MIASTO
Kielecki IPN udostępnił teczki „Bolka”
Kielecka delegatura Instytutu Pamięci Narodowej otrzymała dostęp do kopii teczek Lecha Wałęsy. Z dokumentów wynika, że były prezydent Polski w latach 70. był tajnym współpracownikiem SB. IPN utrzymuje, że teczki są autentyczne. Przypomnijmy, dokumenty przekazała instytucji wdowa po Czesławie Kiszczaku.
Kielecka delegatura Instytutu Pamięci Narodowej otrzymała dwa tomy dokumentów na temat współpracy Lecha Wałęsy, pseudonim „Bolek” ze Służbą Bezpieczeństwa. Teczka personalna zawiera 183 strony z notatkami, pokwitowaniami, charakterystykami czy relacjami. Zaś teczka pracy to 576 stron między innymi z informacjami, które były przekazywane służbom.
- Dalsze dokumenty będą sukcesywnie przesyłane w wersji elektronicznej lub papierowej - mówi Dorota Koczwańska-Kalita, naczelnik delegatury IPN w Kielcach.
Z informacji zawartych w teczkach wynika, że „Bolek” współpracę z SB podjął pod koniec grudnia 1970 roku. Celem było rozeznanie działalności kierownictwa komitetu strajkowego oraz innych osób wrogo nastawionych po wypadkach grudniowych w ‘70 roku w Stoczni Gdańskiej. Za składane informacje Bolek dostawał wynagrodzenie. Teczki zawierają pokwitowania na to. W jednej z charakterystyk Bolka z ‘76 roku czytamy, że początkowo był chętny do współpracy. Po ustabilizowaniu się sytuacji w stoczni Wałęsa wykorzystywany był jako jednostka sygnalizacyjna. Następnie służby zauważyły niechęć do dalszej współpracy ze strony Bolka. W charakterystyce wskazane są tłumaczenia brakiem czasu czy brakiem szczególnych wydarzeń w stoczni.
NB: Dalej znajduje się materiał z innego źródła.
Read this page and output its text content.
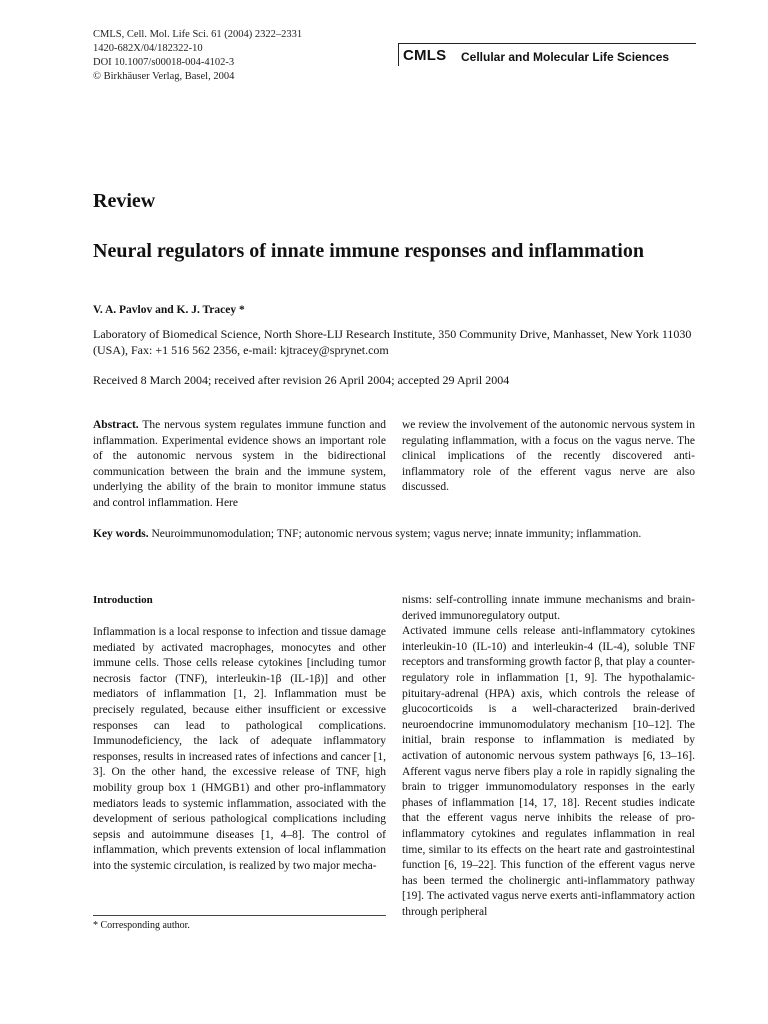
CMLS, Cell. Mol. Life Sci. 61 (2004) 2322–2331
1420-682X/04/182322-10
DOI 10.1007/s00018-004-4102-3
© Birkhäuser Verlag, Basel, 2004
CMLS Cellular and Molecular Life Sciences
Review
Neural regulators of innate immune responses and inflammation
V. A. Pavlov and K. J. Tracey *
Laboratory of Biomedical Science, North Shore-LIJ Research Institute, 350 Community Drive, Manhasset, New York 11030 (USA), Fax: +1 516 562 2356, e-mail: kjtracey@sprynet.com
Received 8 March 2004; received after revision 26 April 2004; accepted 29 April 2004

Abstract. The nervous system regulates immune function and inflammation. Experimental evidence shows an important role of the autonomic nervous system in the bidirectional communication between the brain and the immune system, underlying the ability of the brain to monitor immune status and control inflammation. Here

we review the involvement of the autonomic nervous system in regulating inflammation, with a focus on the vagus nerve. The clinical implications of the recently discovered anti-inflammatory role of the efferent vagus nerve are also discussed.

Key words. Neuroimmunomodulation; TNF; autonomic nervous system; vagus nerve; innate immunity; inflammation.
Introduction

Inflammation is a local response to infection and tissue damage mediated by activated macrophages, monocytes and other immune cells. Those cells release cytokines [including tumor necrosis factor (TNF), interleukin-1β (IL-1β)] and other mediators of inflammation [1, 2]. Inflammation must be precisely regulated, because either insufficient or excessive responses can lead to pathological complications. Immunodeficiency, the lack of adequate inflammatory responses, results in increased rates of infections and cancer [1, 3]. On the other hand, the excessive release of TNF, high mobility group box 1 (HMGB1) and other pro-inflammatory mediators leads to systemic inflammation, associated with the development of serious pathological complications including sepsis and autoimmune diseases [1, 4–8]. The control of inflammation, which prevents extension of local inflammation into the systemic circulation, is realized by two major mecha-

nisms: self-controlling innate immune mechanisms and brain-derived immunoregulatory output.

Activated immune cells release anti-inflammatory cytokines interleukin-10 (IL-10) and interleukin-4 (IL-4), soluble TNF receptors and transforming growth factor β, that play a counter-regulatory role in inflammation [1, 9]. The hypothalamic-pituitary-adrenal (HPA) axis, which controls the release of glucocorticoids is a well-characterized brain-derived neuroendocrine immunomodulatory mechanism [10–12]. The initial, brain response to inflammation is mediated by activation of autonomic nervous system pathways [6, 13–16]. Afferent vagus nerve fibers play a role in rapidly signaling the brain to trigger immunomodulatory responses in the early phases of inflammation [14, 17, 18]. Recent studies indicate that the efferent vagus nerve inhibits the release of pro-inflammatory cytokines and regulates inflammation in real time, similar to its effects on the heart rate and gastrointestinal function [6, 19–22]. This function of the efferent vagus nerve has been termed the cholinergic anti-inflammatory pathway [19]. The activated vagus nerve exerts anti-inflammatory action through peripheral

* Corresponding author.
Na dalszych kartkach znajduje się pismo z 1976 roku mówiące o zakończeniu współpracy. Przed tym Wałęsa stracił pracę w stoczni.
- Z tego co mówią naukowcy z IPNu, osób, które na własne oczy widziały te akta, to są one autentyczne. Wszyscy pamiętamy książkę z 2008 roku „SB a Lech Wałęsa. Przyczynek do biografii”. Część tych dokumentów była tam już publikowana i analizowana. W związku z tym teczki mogą potwierdzać pewne tezy, które były w taj książce zawarte – mówi naczelnik kieleckiej delegatury IPN.
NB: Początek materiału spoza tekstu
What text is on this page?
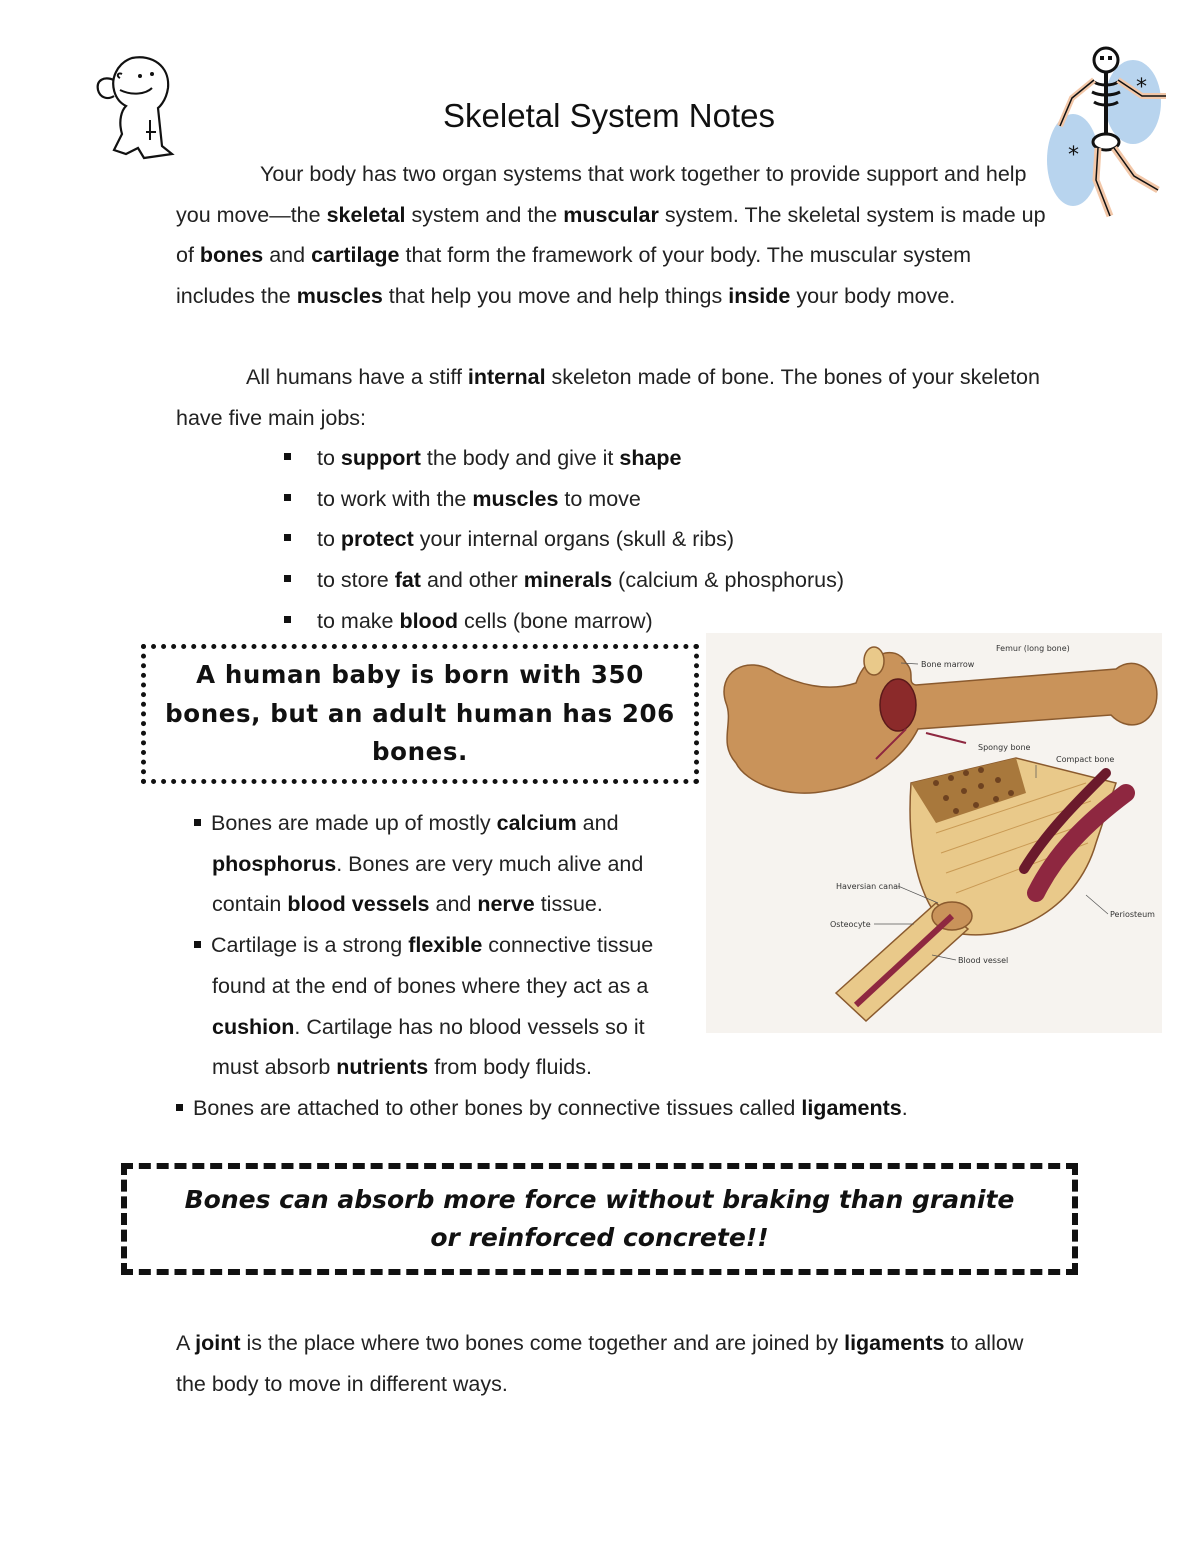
*
*
Skeletal System Notes
Your body has two organ systems that work together to provide support and help you move—the skeletal system and the muscular system. The skeletal system is made up of bones and cartilage that form the framework of your body. The muscular system includes the muscles that help you move and help things inside your body move.
All humans have a stiff internal skeleton made of bone. The bones of your skeleton have five main jobs:
to support the body and give it shape
to work with the muscles to move
to protect your internal organs (skull & ribs)
to store fat and other minerals (calcium & phosphorus)
to make blood cells (bone marrow)
A human baby is born with 350 bones, but an adult human has 206 bones.
Femur (long bone)
Bone marrow
Spongy bone
Compact bone
Haversian canal
Osteocyte
Blood vessel
Periosteum
Bones are made up of mostly calcium and phosphorus. Bones are very much alive and contain blood vessels and nerve tissue.
Cartilage is a strong flexible connective tissue found at the end of bones where they act as a cushion. Cartilage has no blood vessels so it must absorb nutrients from body fluids.
Bones are attached to other bones by connective tissues called ligaments.
Bones can absorb more force without braking than granite or reinforced concrete!!
A joint is the place where two bones come together and are joined by ligaments to allow the body to move in different ways.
Oprócz teczek, w udostępnionych materiałach znalazł się też list Kiszczaka do dyrektora Archiwum Akt Nowych w Warszawie z kwietnia 1996 roku. Nie został on nigdy wysłany. Wynika z niego, że chciał przekazać dokumenty do instytucji. Przez lata chronił je przed ujawnieniem i zniszczeniem.
„Uważam, że dokumenty te winny być zachowane i w spokojnych czasach udostępnione poważnym naukowcom-historykom; w jakimś stopniu ułatwią im obiektywne i rzetelne opisanie naszej najnowszej historii.
Proszę Pana by uczyniono to nie wcześniej jak w 5 lat po śmierci Lecha Wałęsy.” – pisał wówczas Kiszczak.
Teczki Lecha Wałęsy „Bolka” udostępniane są jedynie mediom oraz naukowcom badającym tę tematykę.